«El peregrino no es una cifra, es viajero de lo sagrado y transmisor de saberes»

Ignacio Carballo González
ignacio carballo SANTIAGO / LA VOZ

AROUSA

SANDRA ALONSO

Celebra los 25 años de su ordenación episcopal inmerso en la aplicación de medidas para una renovación profunda

04 feb 2018 . Actualizado a las 05:00 h.

Julián Barrio Barrio (Manganeses de la Polvorosa, Zamora, 1946) cumple el próximo miércoles 25 años de compromiso episcopal. Obispo auxiliar con Rouco Varela en 1993 y, tres años más tarde, nombrado arzobispo por Juan Pablo II, su talante conciliador y su cercanía a la comunidad diocesana caracterizan su mandato, que ahora pone en marcha con firmeza importantes cambios derivados de la renovación en la Iglesia católica. «No podemos seguir haciendo lo que siempre se ha hecho, porque las circunstancias son distintas», enfatiza citando al papa Francisco.

-¿Cómo son sus sentimientos en el altar mayor de la Catedral 25 años después?

-Siempre nuevos. Nuestra vida está bordeando constantemente el misterio que siempre sugestiona y sobrecoge. Doy gracias a Dios por el inmenso regalo que son las celebraciones litúrgicas en la Catedral. Es motivo de alegría intuir la fe de tantos peregrinos que se han acercado a la casa del señor Santiago, casa de oración y de perdón. Y no menos me alegra la presencia constante de mis diocesanos.

-¿Es el año santo del 2021 una oportunidad para revitalizar la idea de Europa?

-Sí, estoy seguro de que lo va a ser. No podemos olvidar que Europa nace peregrinando en torno a la memoria del apóstol Santiago. Es mucho lo que desde aquí se puede aportar espiritualmente a la realidad europea. La llamada a volver a las raíces que hizo san Juan Pablo II en esta Catedral sigue vigente.

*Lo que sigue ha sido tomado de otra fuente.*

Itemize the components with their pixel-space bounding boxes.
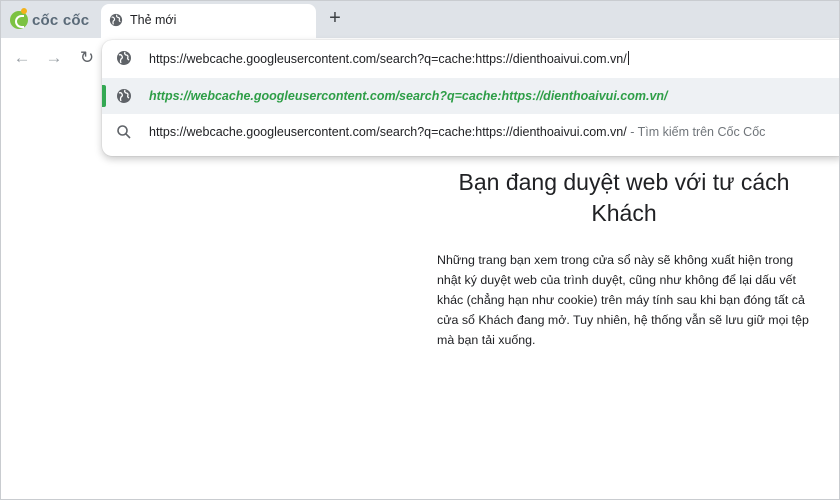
window-border	[0, 0, 840, 500]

La peregrinación es un programa de regeneración y está íntimamente vinculada a la solidaridad. La Iglesia y Europa se han enriquecido mutuamente con valores que no solo son el alma de la civilización europea sino que también forman parte del patrimonio de la humanidad.

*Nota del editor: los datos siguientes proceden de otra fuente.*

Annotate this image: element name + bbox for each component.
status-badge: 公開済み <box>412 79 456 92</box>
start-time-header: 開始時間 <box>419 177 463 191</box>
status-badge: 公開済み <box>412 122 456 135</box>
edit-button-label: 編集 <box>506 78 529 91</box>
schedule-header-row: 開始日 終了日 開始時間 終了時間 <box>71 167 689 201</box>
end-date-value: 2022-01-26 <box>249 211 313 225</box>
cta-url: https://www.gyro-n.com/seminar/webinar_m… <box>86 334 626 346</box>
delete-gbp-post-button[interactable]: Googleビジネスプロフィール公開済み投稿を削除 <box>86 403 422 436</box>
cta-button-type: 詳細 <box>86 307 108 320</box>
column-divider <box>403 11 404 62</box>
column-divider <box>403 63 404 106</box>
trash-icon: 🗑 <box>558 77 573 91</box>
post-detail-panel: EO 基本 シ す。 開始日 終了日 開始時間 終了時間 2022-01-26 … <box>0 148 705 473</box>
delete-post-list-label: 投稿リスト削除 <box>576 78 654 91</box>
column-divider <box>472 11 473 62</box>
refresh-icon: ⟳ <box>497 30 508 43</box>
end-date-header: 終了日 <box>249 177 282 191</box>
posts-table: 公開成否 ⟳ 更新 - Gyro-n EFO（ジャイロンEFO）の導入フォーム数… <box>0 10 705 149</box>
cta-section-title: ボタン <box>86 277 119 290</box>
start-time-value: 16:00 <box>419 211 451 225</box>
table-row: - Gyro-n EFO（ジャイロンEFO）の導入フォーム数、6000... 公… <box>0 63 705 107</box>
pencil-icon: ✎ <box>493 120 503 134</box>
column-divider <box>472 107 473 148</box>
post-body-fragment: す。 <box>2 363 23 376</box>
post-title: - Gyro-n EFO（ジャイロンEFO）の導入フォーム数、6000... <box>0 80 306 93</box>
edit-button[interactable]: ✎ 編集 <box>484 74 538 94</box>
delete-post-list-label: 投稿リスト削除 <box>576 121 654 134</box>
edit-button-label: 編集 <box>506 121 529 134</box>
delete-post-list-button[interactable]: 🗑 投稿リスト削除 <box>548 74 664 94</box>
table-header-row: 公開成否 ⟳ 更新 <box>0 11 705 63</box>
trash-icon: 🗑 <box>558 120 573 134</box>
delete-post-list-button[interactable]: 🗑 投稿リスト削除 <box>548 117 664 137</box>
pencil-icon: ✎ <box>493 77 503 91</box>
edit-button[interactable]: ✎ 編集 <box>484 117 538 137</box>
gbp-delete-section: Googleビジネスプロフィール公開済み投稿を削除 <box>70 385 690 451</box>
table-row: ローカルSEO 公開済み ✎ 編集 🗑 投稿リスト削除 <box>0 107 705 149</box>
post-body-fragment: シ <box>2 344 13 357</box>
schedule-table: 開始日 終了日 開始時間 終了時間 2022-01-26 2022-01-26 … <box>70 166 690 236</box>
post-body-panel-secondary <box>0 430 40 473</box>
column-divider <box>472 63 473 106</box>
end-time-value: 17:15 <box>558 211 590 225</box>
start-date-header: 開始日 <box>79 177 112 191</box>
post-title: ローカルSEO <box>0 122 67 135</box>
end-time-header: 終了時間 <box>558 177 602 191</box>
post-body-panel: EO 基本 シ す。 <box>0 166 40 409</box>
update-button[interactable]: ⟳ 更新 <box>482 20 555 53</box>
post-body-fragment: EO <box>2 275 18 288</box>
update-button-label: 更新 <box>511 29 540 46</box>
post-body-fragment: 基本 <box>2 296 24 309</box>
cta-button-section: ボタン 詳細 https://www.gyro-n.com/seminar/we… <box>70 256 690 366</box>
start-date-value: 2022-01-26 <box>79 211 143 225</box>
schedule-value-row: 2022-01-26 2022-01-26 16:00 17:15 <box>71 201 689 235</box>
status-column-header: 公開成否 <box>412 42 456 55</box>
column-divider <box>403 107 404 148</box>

-Usted ha vivido en Santiago cuatro años santos. ¿Ve una evolución en la dimensión espiritual?

-Percibo que hay una mayor conciencia de la dimensión espiritual de la peregrinación. Así lo notamos en la actitud de los peregrinos que participan en las celebraciones litúrgicas y sobre todo en el acercamiento al sacramento de la penitencia.

-¿Teme una banalización tras las cifras récord del Camino?

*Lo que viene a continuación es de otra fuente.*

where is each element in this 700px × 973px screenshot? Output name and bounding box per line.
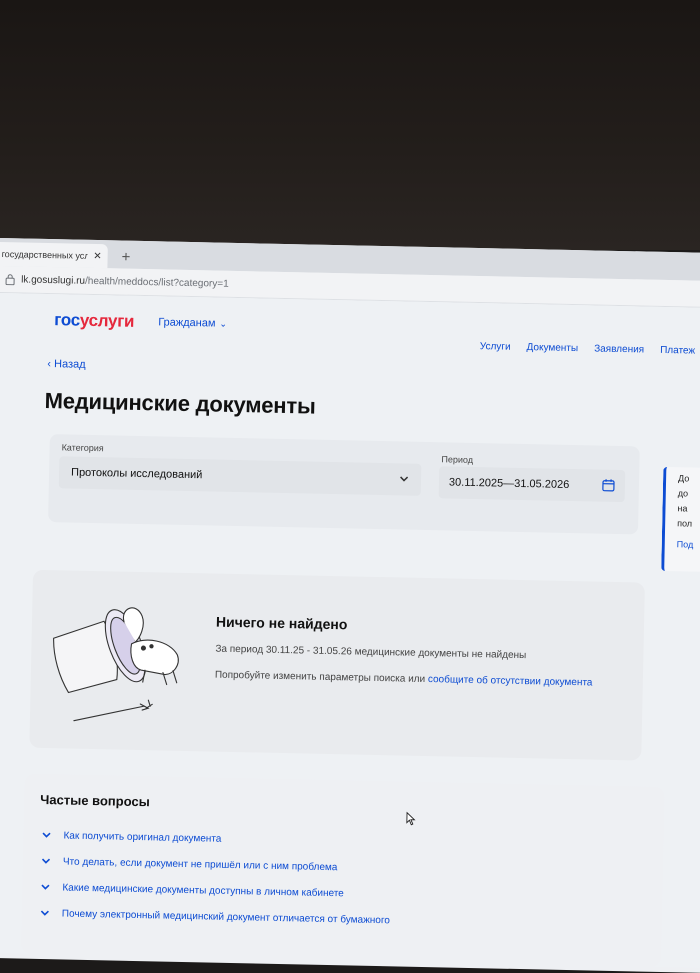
citizens-menu[interactable]: Гражданам⌄ xyxy=(158,316,227,329)
gosuslugi-logo[interactable]: госуслуги xyxy=(54,310,134,332)
chevron-down-icon xyxy=(399,473,409,483)
tab-title: государственных услуг xyxy=(2,249,88,261)
empty-title: Ничего не найдено xyxy=(216,614,348,633)
calendar-icon[interactable] xyxy=(602,479,615,492)
top-navigation: Услуги Документы Заявления Платеж xyxy=(480,341,696,357)
period-label: Период xyxy=(441,454,473,465)
side-line: на xyxy=(677,501,700,517)
period-input[interactable]: 30.11.2025—31.05.2026 xyxy=(439,466,626,502)
faq-question: Что делать, если документ не пришёл или … xyxy=(63,856,338,873)
chevron-down-icon xyxy=(41,856,51,866)
chevron-down-icon xyxy=(40,882,50,892)
nav-services[interactable]: Услуги xyxy=(480,341,511,353)
nav-documents[interactable]: Документы xyxy=(526,342,578,354)
lock-icon xyxy=(5,273,15,285)
side-line: до xyxy=(678,486,700,502)
url-host: lk.gosuslugi.ru xyxy=(21,274,85,286)
browser-window: государственных услуг ✕ + lk.gosuslugi.r… xyxy=(0,238,700,973)
faq-title: Частые вопросы xyxy=(40,792,150,809)
browser-tab[interactable]: государственных услуг ✕ xyxy=(0,242,108,268)
category-label: Категория xyxy=(62,442,104,453)
empty-state-card: Ничего не найдено За период 30.11.25 - 3… xyxy=(29,570,645,761)
category-select[interactable]: Протоколы исследований xyxy=(59,456,422,496)
faq-question: Какие медицинские документы доступны в л… xyxy=(62,882,344,899)
back-link[interactable]: ‹ Назад xyxy=(47,358,86,371)
side-line: пол xyxy=(677,516,700,532)
magic-hat-illustration xyxy=(44,580,187,733)
filters-panel: Категория Протоколы исследований Период … xyxy=(48,434,640,534)
side-card-link[interactable]: Под xyxy=(677,537,700,553)
monitor-bezel xyxy=(0,0,700,250)
category-value: Протоколы исследований xyxy=(71,467,203,482)
nav-applications[interactable]: Заявления xyxy=(594,343,644,355)
gosuslugi-page: госуслуги Гражданам⌄ Услуги Документы За… xyxy=(0,293,700,968)
faq-question: Почему электронный медицинский документ … xyxy=(62,908,390,926)
faq-section: Частые вопросы Как получить оригинал док… xyxy=(21,774,665,967)
faq-list: Как получить оригинал документа Что дела… xyxy=(40,822,392,933)
url-path: /health/meddocs/list?category=1 xyxy=(85,275,229,289)
period-value: 30.11.2025—31.05.2026 xyxy=(449,476,570,491)
chevron-down-icon: ⌄ xyxy=(219,319,227,330)
report-missing-link[interactable]: сообщите об отсутствии документа xyxy=(428,674,593,688)
chevron-down-icon xyxy=(40,908,50,918)
side-info-card: До до на пол Под xyxy=(661,467,700,573)
cursor-icon xyxy=(406,812,416,826)
faq-question: Как получить оригинал документа xyxy=(63,830,221,844)
url-text[interactable]: lk.gosuslugi.ru/health/meddocs/list?cate… xyxy=(21,274,229,289)
empty-description: За период 30.11.25 - 31.05.26 медицински… xyxy=(215,644,526,662)
empty-hint: Попробуйте изменить параметры поиска или… xyxy=(215,670,593,689)
close-icon[interactable]: ✕ xyxy=(93,250,102,261)
nav-payments[interactable]: Платеж xyxy=(660,345,695,357)
page-title: Медицинские документы xyxy=(44,388,316,420)
side-line: До xyxy=(678,471,700,487)
plus-icon[interactable]: + xyxy=(121,249,130,266)
chevron-down-icon xyxy=(41,830,51,840)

-Es una preocupación constante que yo tengo, que el Camino y la peregrinación jacobea no pierdan el sentido con el que nacieron, la dimensión espiritual como llamada a la conversión y regeneración personal. Si fuera de otra manera se convertirían en una realidad inerte. El peregrino no es una cifra, no podemos quedarnos ahí; es un viajero de lo sagrado y un transmisor de saberes.

-¿Hay que endurecer los requisitos para obtener la compostela?

-El Cabildo ha estudiado detenidamente esta cuestión, haciéndose eco de las distintas sensibilidades, y no ha visto motivos para cambiar la práctica actual.

-¿Qué le parece la nueva figura del comisario del Xacobeo?

-En lo que de nosotros dependa, estamos dispuestos a ofrecer colaboración, igual que también la pedimos. Ahora bien, como Iglesia tenemos que ser muy conscientes de lo que es la identidad y la sustancialidad del Camino y de la peregrinación jacobea. Vamos a luchar por que no se diluya esta identidad, que no se entorpezca la dinámica propia de la peregrinación y del Camino.

-¿Cara al 2021 puede reabrirse el debate del cobro de entrada para visitar la Catedral?

-Podría reabrirse, pero nuestra Catedral tiene unas características propias por ser meta de los peregrinos. Esto no quita para que pudieran dar voluntariamente una aportación económica quienes visitan el templo.